Dalam konteks puisi ini, karangan
bunga sudah sangat menunjukkan kenyataan turut berduka cita atas meninggalnya
seorang pahlawan. Boleh jadi, puisi menjadi sebuah karangan bunga dari seorang
Taufik Ismail sebagai ungkapan turut berbelasungkawanya atas kepergian seorang
sahabat. Setidaknya karangan bunga ini tidak menjadi rusak atau lapuk dimakan
waktu tetapi tetap dikenang oleh generasi-generasi selanjutnya.
TAHAP ANALISIS
”Tiga anak
kecil/dalam langkah malu-malu/datang ke Salemba/sore itu” memiliki makna yang
sangat berbeda dari tulisan harfiahnya. Tiga anak kecil adalah simbol Tritura
yang diteriakkan oleh rakyat karena Indonesia telah terlalu lama tunduk pada
pemerintahan Soekarno dan takut untuk berubah (inilah yang dilambangkan ”dalam
langkah malu-malu). Sementara Salemba adalah simbol perjuangan rakyat, karena
pada waktu itu dijadikan markas KAMI. Selain itu juga menjadi tempat
dimakamkannya jenazah Arif Rahman Hakim.
Bait
kedua: ”’Ini dari kami bertiga/pita hitam pada karangan bunga/sebab kami ikut
berduka/bagi kakak yang ditembak mati/siang tadi!” lebih bersifat sugestif
(bahasa yang menyaran dan memengaruhi pikiran pembaca) dan juga bersifat
asosiatif (mampu membangkitkan pikiran dan perasaan yang merembet pada
peristiwa penembakan Arif Rahman Hakim, karena Taufiq mengatakan, ”bagi kakak
yang ditembak mati siang tadi!”
TAHAP EVALUASI
Berdasarkan analisis di atas kita
dapat menemukan keunggulan dari puisi tersebut, yakni:
1. Puisi ini tidak sekedar sebuah
imajinasi penyair tetapi lebih mengangkat sebuah realita sosial.

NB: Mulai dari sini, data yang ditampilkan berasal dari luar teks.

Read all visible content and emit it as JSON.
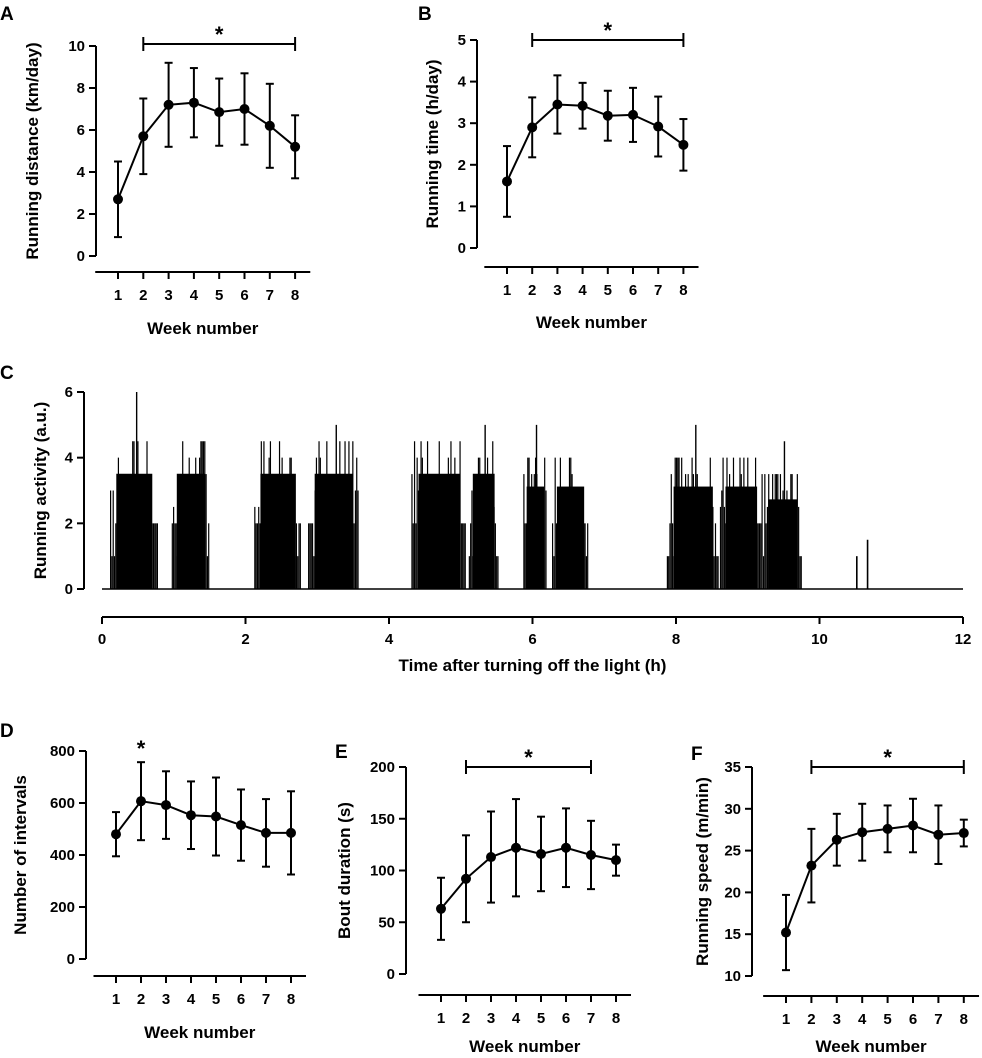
{
  "figure": {
    "panels": [
      "A",
      "B",
      "C",
      "D",
      "E",
      "F"
    ]
  },
  "chart_data": [
    {
      "id": "A",
      "type": "line",
      "title": "",
      "xlabel": "Week number",
      "ylabel": "Running distance (km/day)",
      "categories": [
        "1",
        "2",
        "3",
        "4",
        "5",
        "6",
        "7",
        "8"
      ],
      "series": [
        {
          "name": "Running distance",
          "values": [
            2.7,
            5.7,
            7.2,
            7.3,
            6.85,
            7.0,
            6.2,
            5.2
          ],
          "error": [
            1.8,
            1.8,
            2.0,
            1.65,
            1.6,
            1.7,
            2.0,
            1.5
          ]
        }
      ],
      "ylim": [
        0,
        10
      ],
      "yticks": [
        "0",
        "2",
        "4",
        "6",
        "8",
        "10"
      ],
      "significance": {
        "type": "bracket",
        "from": "2",
        "to": "8",
        "label": "*"
      }
    },
    {
      "id": "B",
      "type": "line",
      "title": "",
      "xlabel": "Week number",
      "ylabel": "Running time (h/day)",
      "categories": [
        "1",
        "2",
        "3",
        "4",
        "5",
        "6",
        "7",
        "8"
      ],
      "series": [
        {
          "name": "Running time",
          "values": [
            1.6,
            2.9,
            3.45,
            3.42,
            3.18,
            3.2,
            2.92,
            2.48
          ],
          "error": [
            0.85,
            0.72,
            0.7,
            0.55,
            0.6,
            0.65,
            0.72,
            0.62
          ]
        }
      ],
      "ylim": [
        0,
        5
      ],
      "yticks": [
        "0",
        "1",
        "2",
        "3",
        "4",
        "5"
      ],
      "significance": {
        "type": "bracket",
        "from": "2",
        "to": "8",
        "label": "*"
      }
    },
    {
      "id": "C",
      "type": "bar",
      "title": "",
      "xlabel": "Time after turning off the light (h)",
      "ylabel": "Running activity (a.u.)",
      "xlim": [
        0,
        12
      ],
      "ylim": [
        0,
        6
      ],
      "xticks": [
        "0",
        "2",
        "4",
        "6",
        "8",
        "10",
        "12"
      ],
      "yticks": [
        "0",
        "2",
        "4",
        "6"
      ],
      "activity_bouts": [
        {
          "start": 0.12,
          "end": 0.78,
          "level": 4.5,
          "peak": 6.0
        },
        {
          "start": 0.98,
          "end": 1.5,
          "level": 4.5,
          "peak": 4.5
        },
        {
          "start": 2.13,
          "end": 2.78,
          "level": 4.5,
          "peak": 4.5
        },
        {
          "start": 2.88,
          "end": 3.58,
          "level": 4.5,
          "peak": 5.0
        },
        {
          "start": 4.32,
          "end": 5.08,
          "level": 4.5,
          "peak": 4.5
        },
        {
          "start": 5.12,
          "end": 5.52,
          "level": 4.5,
          "peak": 5.0
        },
        {
          "start": 5.88,
          "end": 6.2,
          "level": 4.0,
          "peak": 5.0
        },
        {
          "start": 6.28,
          "end": 6.78,
          "level": 4.0,
          "peak": 4.0
        },
        {
          "start": 7.88,
          "end": 8.6,
          "level": 4.0,
          "peak": 5.0
        },
        {
          "start": 8.62,
          "end": 9.2,
          "level": 4.0,
          "peak": 4.0
        },
        {
          "start": 9.22,
          "end": 9.75,
          "level": 3.5,
          "peak": 4.5
        }
      ],
      "isolated_spikes": [
        {
          "x": 10.52,
          "value": 1.0
        },
        {
          "x": 10.67,
          "value": 1.5
        }
      ]
    },
    {
      "id": "D",
      "type": "line",
      "title": "",
      "xlabel": "Week number",
      "ylabel": "Number of intervals",
      "categories": [
        "1",
        "2",
        "3",
        "4",
        "5",
        "6",
        "7",
        "8"
      ],
      "series": [
        {
          "name": "Number of intervals",
          "values": [
            480,
            607,
            592,
            553,
            548,
            515,
            485,
            485
          ],
          "error": [
            85,
            150,
            130,
            130,
            150,
            137,
            130,
            160
          ]
        }
      ],
      "ylim": [
        0,
        800
      ],
      "yticks": [
        "0",
        "200",
        "400",
        "600",
        "800"
      ],
      "significance": {
        "type": "point",
        "at": "2",
        "label": "*"
      }
    },
    {
      "id": "E",
      "type": "line",
      "title": "",
      "xlabel": "Week number",
      "ylabel": "Bout duration (s)",
      "categories": [
        "1",
        "2",
        "3",
        "4",
        "5",
        "6",
        "7",
        "8"
      ],
      "series": [
        {
          "name": "Bout duration",
          "values": [
            63,
            92,
            113,
            122,
            116,
            122,
            115,
            110
          ],
          "error": [
            30,
            42,
            44,
            47,
            36,
            38,
            33,
            15
          ]
        }
      ],
      "ylim": [
        0,
        200
      ],
      "yticks": [
        "0",
        "50",
        "100",
        "150",
        "200"
      ],
      "significance": {
        "type": "bracket",
        "from": "2",
        "to": "7",
        "label": "*"
      }
    },
    {
      "id": "F",
      "type": "line",
      "title": "",
      "xlabel": "Week number",
      "ylabel": "Running speed (m/min)",
      "categories": [
        "1",
        "2",
        "3",
        "4",
        "5",
        "6",
        "7",
        "8"
      ],
      "series": [
        {
          "name": "Running speed",
          "values": [
            15.2,
            23.2,
            26.3,
            27.2,
            27.6,
            28.0,
            26.9,
            27.1
          ],
          "error": [
            4.5,
            4.4,
            3.1,
            3.4,
            2.8,
            3.2,
            3.5,
            1.6
          ]
        }
      ],
      "ylim": [
        10,
        35
      ],
      "yticks": [
        "10",
        "15",
        "20",
        "25",
        "30",
        "35"
      ],
      "significance": {
        "type": "bracket",
        "from": "2",
        "to": "8",
        "label": "*"
      }
    }
  ]
}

2. Kata-katanya familiar namun
membutuhkan kontemplasi yang mendalam. Artinya, pembaca seolah-olah diajak
untuk merenungi tragedi yang terjadi saat itu.
3. Diksi yang dipilih oleh Taufik
Ismail sangat unik dan lebih condong ke makna konotasinya.
4. Puisi ini lebih bersifat sugestif
(bahasa yang menyaran dan memengaruhi pikiran pembaca) dan juga bersifat
asosiatif (mampu membangkitkan pikiran dan perasaan yang merembet pada
peristiwa penembakan Arif Rahman Hakim, karena Taufik mengatakan, “bagi kakak
yang ditembak mati siang tadi”).
Adapun
kelemahan yang terdapat di dalam puisi tersebut adalah jika dilihat secara
tersurat, kita akan melihat setiak kata maupun kalimat pada tiap barisnya
adalah kata atau kalimat yang sangat dekat dengan kita. Namun, jika ditilik
dari segi penafsiran dan analisis maka kita akan cukup merasakan kesulitan
dalam menganalisisnya karena di dalamnya menggunakan kata-kata berkonotasi yang
cukup rumit apalagi jika tidak mengetahui latar belakang ditulisnya puisi ini.